Po kwadransie gry zespół Stali Mielec prowadził już 3 bramkami, a tarnowianie dwoili się i troili zarówno w obronie, jak i w ataku, aby odrobić straty. Mieli ku temu kilka okazji, jednak w bramce gospodarzy świetnie spisywał się Tomasz Wiśniewski. Mielczanie byli skuteczni także w ataku i na 5 minut przed końcem pierwszej części spotkania prowadzili już 15:10. Zawodnicy tarnowskiej Unii nie dali jednak za wygraną i w 28. minucie tracili do rywala już tylko 2 bramki [15:13]. Przed gwizdkiem kończącym pierwszą część spotkania do bramki udało się trafić jeszcze Włoskiewiczowi i Sikorze – po 30 minutach mieliśmy 16:14.

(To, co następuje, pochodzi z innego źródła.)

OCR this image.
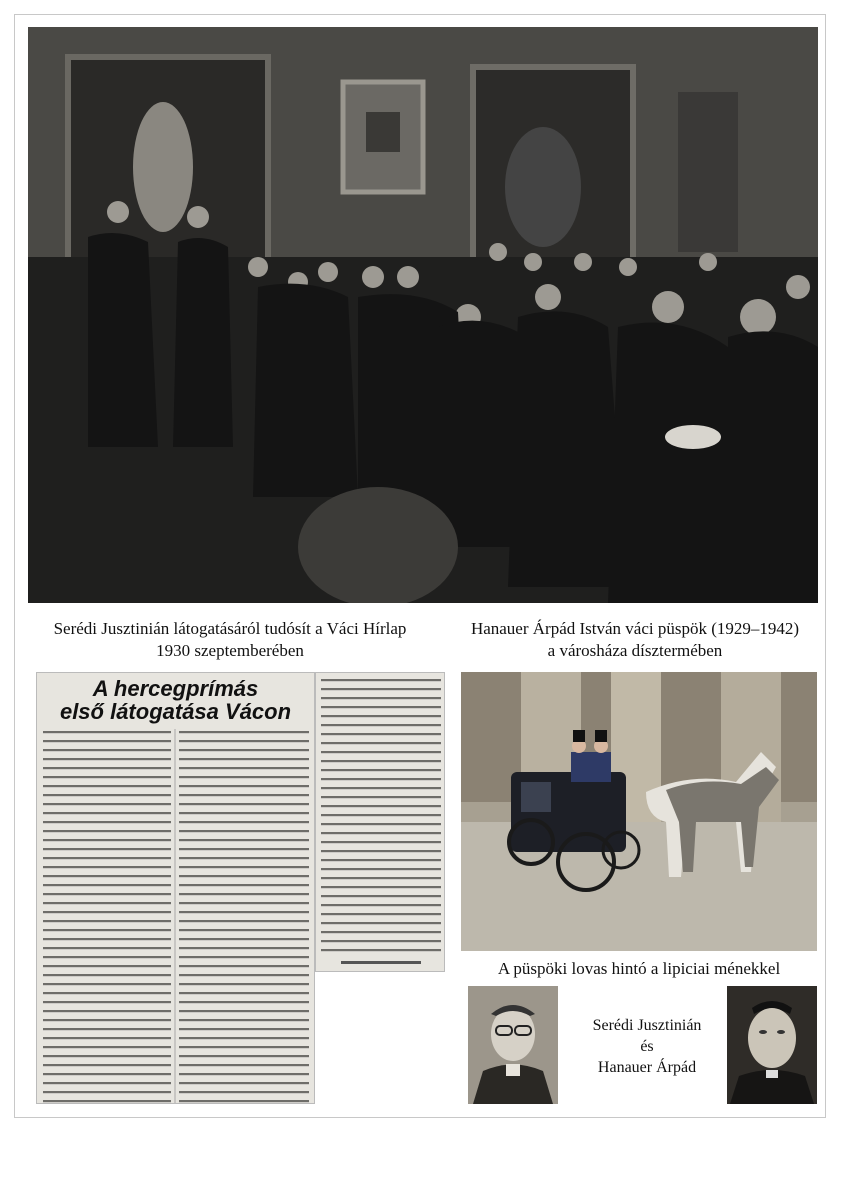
Serédi Jusztinián látogatásáról tudósít a Váci Hírlap
1930 szeptemberében
Hanauer Árpád István váci püspök (1929–1942)
a városháza dísztermében
A hercegprímás
első látogatása Vácon
A püspöki lovas hintó a lipiciai ménekkel
Serédi Jusztinián
és
Hanauer Árpád
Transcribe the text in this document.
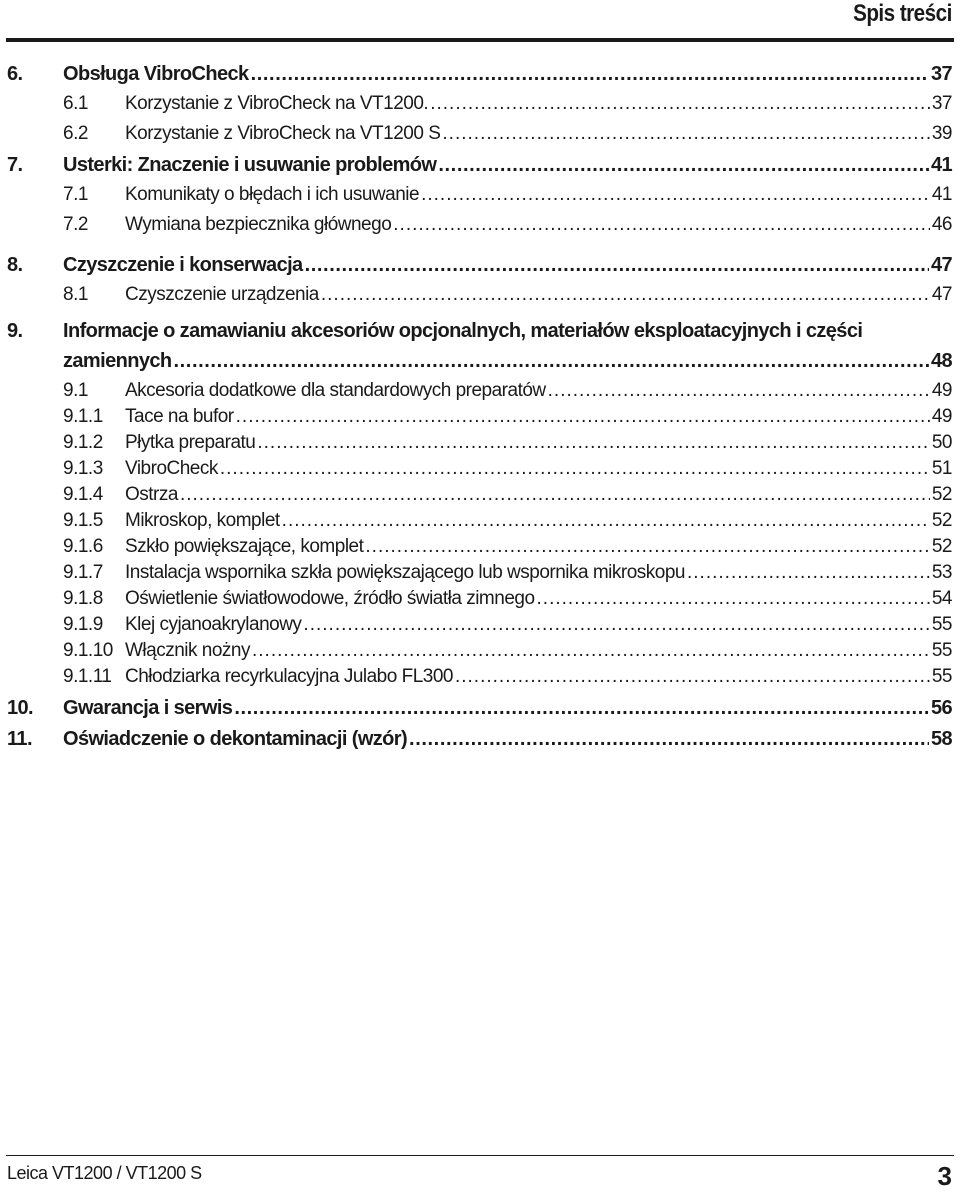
Spis treści
6. Obsługa VibroCheck .....	37
6.1 Korzystanie z VibroCheck na VT1200. .....	37
6.2 Korzystanie z VibroCheck na VT1200 S .....	39
7. Usterki: Znaczenie i usuwanie problemów .....	41
7.1 Komunikaty o błędach i ich usuwanie .....	41
7.2 Wymiana bezpiecznika głównego .....	46
8. Czyszczenie i konserwacja .....	47
8.1 Czyszczenie urządzenia .....	47
9. Informacje o zamawianiu akcesoriów opcjonalnych, materiałów eksploatacyjnych i części
zamiennych .....	48
9.1 Akcesoria dodatkowe dla standardowych preparatów .....	49
9.1.1 Tace na bufor .....	49
9.1.2 Płytka preparatu .....	50
9.1.3 VibroCheck .....	51
9.1.4 Ostrza .....	52
9.1.5 Mikroskop, komplet .....	52
9.1.6 Szkło powiększające, komplet .....	52
9.1.7 Instalacja wspornika szkła powiększającego lub wspornika mikroskopu .....	53
9.1.8 Oświetlenie światłowodowe, źródło światła zimnego .....	54
9.1.9 Klej cyjanoakrylanowy .....	55
9.1.10 Włącznik nożny .....	55
9.1.11 Chłodziarka recyrkulacyjna Julabo FL300 .....	55
10. Gwarancja i serwis .....	56
11. Oświadczenie o dekontaminacji (wzór) .....	58
Leica VT1200 / VT1200 S	3
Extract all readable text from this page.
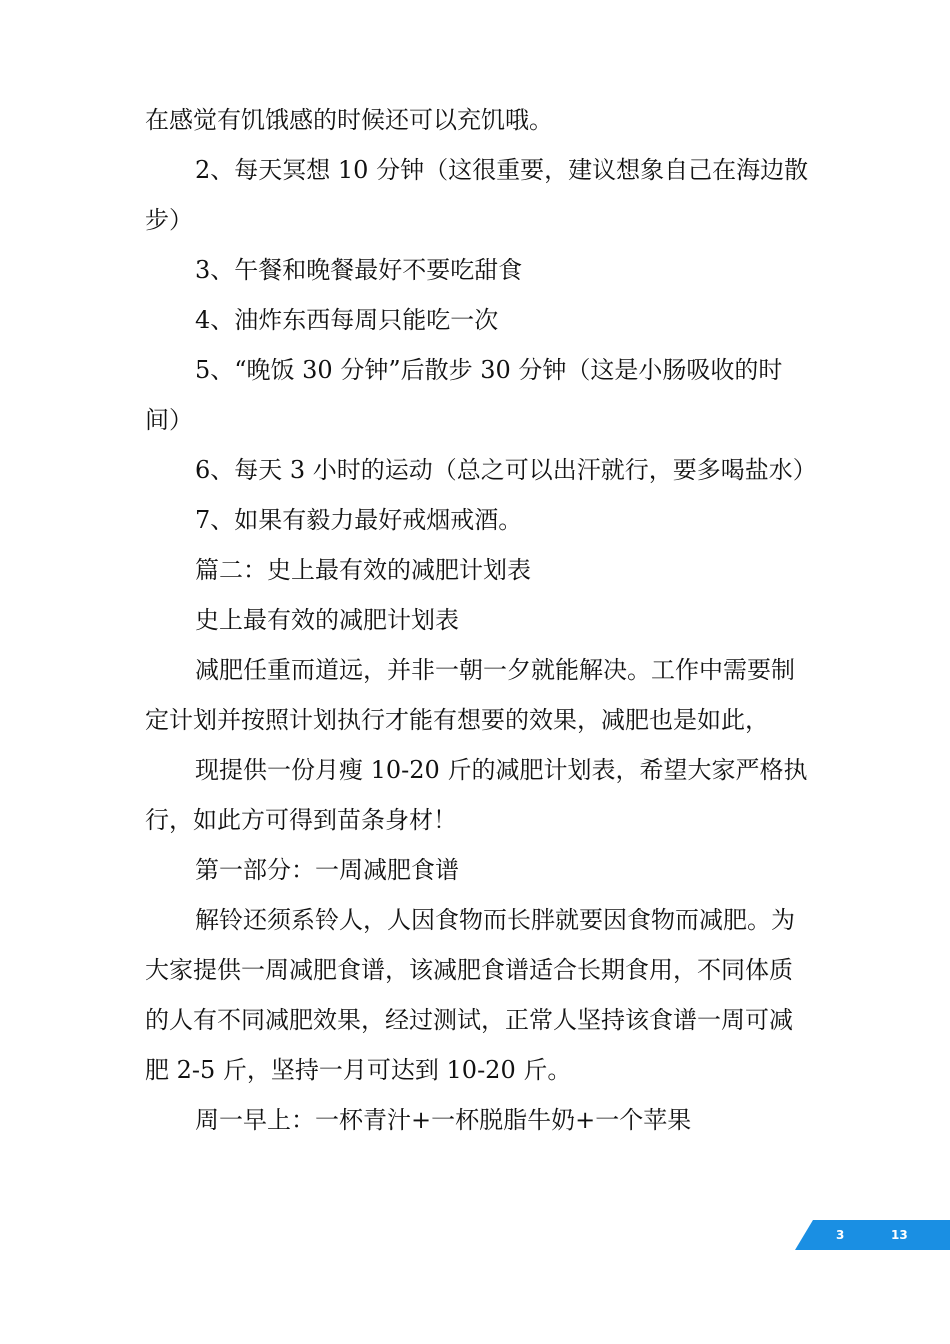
在感觉有饥饿感的时候还可以充饥哦。

2、每天冥想 10 分钟（这很重要，建议想象自己在海边散步）

3、午餐和晚餐最好不要吃甜食

4、油炸东西每周只能吃一次

5、“晚饭 30 分钟”后散步 30 分钟（这是小肠吸收的时间）

6、每天 3 小时的运动（总之可以出汗就行，要多喝盐水）

7、如果有毅力最好戒烟戒酒。

篇二：史上最有效的减肥计划表

史上最有效的减肥计划表

减肥任重而道远，并非一朝一夕就能解决。工作中需要制定计划并按照计划执行才能有想要的效果，减肥也是如此，

现提供一份月瘦 10-20 斤的减肥计划表，希望大家严格执行，如此方可得到苗条身材！

第一部分：一周减肥食谱

解铃还须系铃人，人因食物而长胖就要因食物而减肥。为大家提供一周减肥食谱，该减肥食谱适合长期食用，不同体质的人有不同减肥效果，经过测试，正常人坚持该食谱一周可减肥 2-5 斤，坚持一月可达到 10-20 斤。

周一早上：一杯青汁+一杯脱脂牛奶+一个苹果

3	13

3 minuty po rozpoczęciu drugiej połowy za sprawą trafienia Keisuke Matsuury tarnowianie odzyskali kontakt, a niespełna minutę później po kontrataku wykończonym przez Kenya Kasaharę udało się doprowadzić do remisu. W 37. minucie po kolejnym trafieniu japońskiego obrotowego podopieczni trenera Strząbały już prowadzili [18:19], a chwilę później prowadzenie na 18:20 podwyższył Michał Słupski.

Mielczanie nie poddawali się jednak i w 41. minucie gry ponownie mieliśmy wyrównanie. Przez kolejne minuty wynik oscylował wokół remisu, a zespoły prowadziły bardzo równą walkę, zupełnie nie dając odczuć, że spotkanie ma charakter towarzyski. Zacięta rywalizacja trwała do samego końca – drużyny wymieniały się ciosami aż do ostatnich sekund meczu! Ostatecznie to mielczanie okazali się lepsi, a bramkę na wagę zwycięstwa udało się rzucić Pawłowi Wilkowi. Mecz zakończył się wynikiem 29:28.

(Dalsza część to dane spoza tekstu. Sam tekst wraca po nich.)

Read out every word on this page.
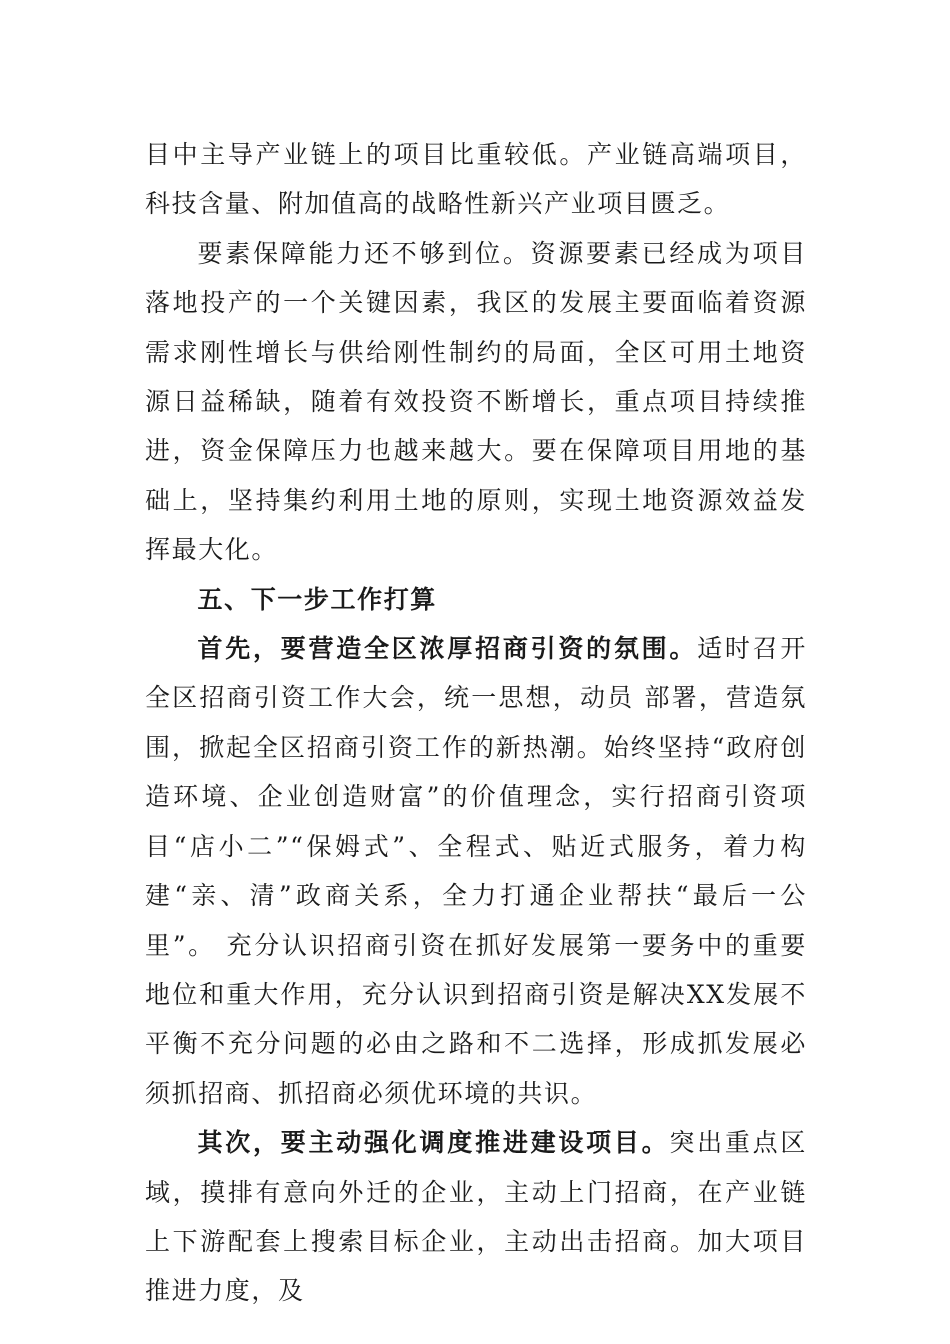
目中主导产业链上的项目比重较低。产业链高端项目，科技含量、附加值高的战略性新兴产业项目匮乏。

要素保障能力还不够到位。资源要素已经成为项目落地投产的一个关键因素，我区的发展主要面临着资源需求刚性增长与供给刚性制约的局面，全区可用土地资源日益稀缺，随着有效投资不断增长，重点项目持续推进，资金保障压力也越来越大。要在保障项目用地的基础上，坚持集约利用土地的原则，实现土地资源效益发挥最大化。

五、下一步工作打算

首先，要营造全区浓厚招商引资的氛围。适时召开全区招商引资工作大会，统一思想，动员 部署，营造氛围，掀起全区招商引资工作的新热潮。始终坚持“政府创造环境、企业创造财富”的价值理念，实行招商引资项目“店小二”“保姆式”、全程式、贴近式服务，着力构建“亲、清”政商关系，全力打通企业帮扶“最后一公里”。 充分认识招商引资在抓好发展第一要务中的重要地位和重大作用，充分认识到招商引资是解决XX发展不平衡不充分问题的必由之路和不二选择，形成抓发展必须抓招商、抓招商必须优环境的共识。

其次，要主动强化调度推进建设项目。突出重点区域，摸排有意向外迁的企业，主动上门招商，在产业链上下游配套上搜索目标企业，主动出击招商。加大项目推进力度，及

Nie był to jednak ostatni sparing tarnowian! Ze względu na nieco opóźnioną inaugurację ligowego sezonu Jaskółki rozegrają z mielczanami jeszcze jedno spotkanie, tym razem w tarnowskiej Arenie Jaskółka, które najprawdopodobniej odbędzie się już w piątek 2 września o godzinie 16:00. Do zobaczenia!

Handball Stal Mielec – Grupa Azoty Unia Tarnów 29:28 [16:14]

Skład Grupy Azoty Unii Tarnów: Małecki, Bartosik – Wątroba, Pinda 3, Małek 1, Sikora 1, Zahirović 5, Słupski 3, Minotskyi 2, Matsuura 5, Kasahara 4, Kowalik 4.